Noise Augmentation: Its removal causes RPA to drop from 29.75% to 6.19% under -20 dB white noise, confirming its critical role in robustness.
Spectrogram Masking: Without masking, RPA under -20 dB pink noise falls to 4.81%, highlighting its importance for leveraging long-context modeling.
Key Shifting: While its removal slightly improves accuracy on clean data, it reduces the model's vocal range and generalization. Key shifting increases the vocal range by 29.8% (1139 Hz vs 877.2 Hz).
Figure 3: Model's vocal range with and without key shifting. The green line (with key shifting) maintains continuous pitch tracking, while the blue line (without) fails to predict f0 in high-pitched segments.

Implications and Future Directions

FCPE demonstrates that efficient context modeling via Lynx-Net and targeted data augmentation can yield high-accuracy, low-latency pitch estimation suitable for real-time and large-scale applications. The use of DDSP-resynthesized data for training further addresses data scarcity and enhances generalization. The model's architecture and training strategies are broadly applicable to other audio analysis tasks requiring robust, efficient temporal modeling.

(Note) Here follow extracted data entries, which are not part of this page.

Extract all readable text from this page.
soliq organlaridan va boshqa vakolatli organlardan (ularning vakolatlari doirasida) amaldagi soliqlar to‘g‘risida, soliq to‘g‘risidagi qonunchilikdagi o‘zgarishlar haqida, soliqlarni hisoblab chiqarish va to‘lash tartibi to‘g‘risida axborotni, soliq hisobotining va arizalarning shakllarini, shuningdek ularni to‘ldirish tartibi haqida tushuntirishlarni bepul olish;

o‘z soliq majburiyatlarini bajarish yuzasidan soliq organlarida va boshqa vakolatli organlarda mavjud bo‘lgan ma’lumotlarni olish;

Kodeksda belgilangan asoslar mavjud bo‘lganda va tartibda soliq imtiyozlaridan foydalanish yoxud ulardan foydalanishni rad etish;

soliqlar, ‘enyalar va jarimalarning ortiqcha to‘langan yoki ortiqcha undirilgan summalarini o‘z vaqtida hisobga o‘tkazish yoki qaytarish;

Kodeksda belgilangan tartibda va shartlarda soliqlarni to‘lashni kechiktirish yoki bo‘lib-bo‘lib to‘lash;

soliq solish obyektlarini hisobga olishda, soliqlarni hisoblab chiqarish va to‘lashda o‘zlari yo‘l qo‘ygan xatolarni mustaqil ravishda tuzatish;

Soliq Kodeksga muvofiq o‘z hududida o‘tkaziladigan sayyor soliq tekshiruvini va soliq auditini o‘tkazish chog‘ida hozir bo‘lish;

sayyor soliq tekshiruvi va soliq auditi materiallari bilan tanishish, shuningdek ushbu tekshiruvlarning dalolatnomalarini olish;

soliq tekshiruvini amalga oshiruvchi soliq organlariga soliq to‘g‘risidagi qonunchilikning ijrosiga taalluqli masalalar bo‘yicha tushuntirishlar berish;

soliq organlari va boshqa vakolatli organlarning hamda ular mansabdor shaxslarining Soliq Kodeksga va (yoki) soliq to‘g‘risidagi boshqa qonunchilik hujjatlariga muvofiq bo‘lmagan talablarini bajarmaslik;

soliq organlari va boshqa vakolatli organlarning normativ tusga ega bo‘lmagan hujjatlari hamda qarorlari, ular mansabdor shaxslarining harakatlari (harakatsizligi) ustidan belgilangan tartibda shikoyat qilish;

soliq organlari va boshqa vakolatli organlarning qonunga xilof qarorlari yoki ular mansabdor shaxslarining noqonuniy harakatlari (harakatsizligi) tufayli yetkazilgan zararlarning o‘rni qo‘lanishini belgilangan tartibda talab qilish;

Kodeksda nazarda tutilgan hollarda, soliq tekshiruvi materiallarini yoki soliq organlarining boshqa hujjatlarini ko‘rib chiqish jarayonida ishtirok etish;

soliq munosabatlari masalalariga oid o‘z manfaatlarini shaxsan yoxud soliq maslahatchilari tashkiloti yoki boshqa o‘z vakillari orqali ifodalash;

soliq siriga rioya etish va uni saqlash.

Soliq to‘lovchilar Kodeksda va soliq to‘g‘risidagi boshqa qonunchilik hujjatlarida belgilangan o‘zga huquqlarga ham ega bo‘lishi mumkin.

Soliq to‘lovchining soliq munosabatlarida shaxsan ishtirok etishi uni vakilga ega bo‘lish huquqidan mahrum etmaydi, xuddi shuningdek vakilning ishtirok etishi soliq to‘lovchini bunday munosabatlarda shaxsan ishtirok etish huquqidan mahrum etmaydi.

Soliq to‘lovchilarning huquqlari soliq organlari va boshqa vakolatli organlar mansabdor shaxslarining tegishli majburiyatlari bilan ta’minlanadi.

Future work may explore extending FCPE to polyphonic pitch estimation, integrating it into end-to-end SVC pipelines, and optimizing deployment for mobile and embedded platforms. The demonstrated efficiency and robustness suggest potential for widespread adoption in both research and industry.

Conclusion

FCPE introduces a fast, context-based approach to pitch estimation, achieving state-of-the-art accuracy and robustness with minimal computational overhead. The combination of Lynx-Net architecture and advanced training strategies enables real-time performance and strong generalization, establishing FCPE as a practical solution for diverse pitch estimation tasks.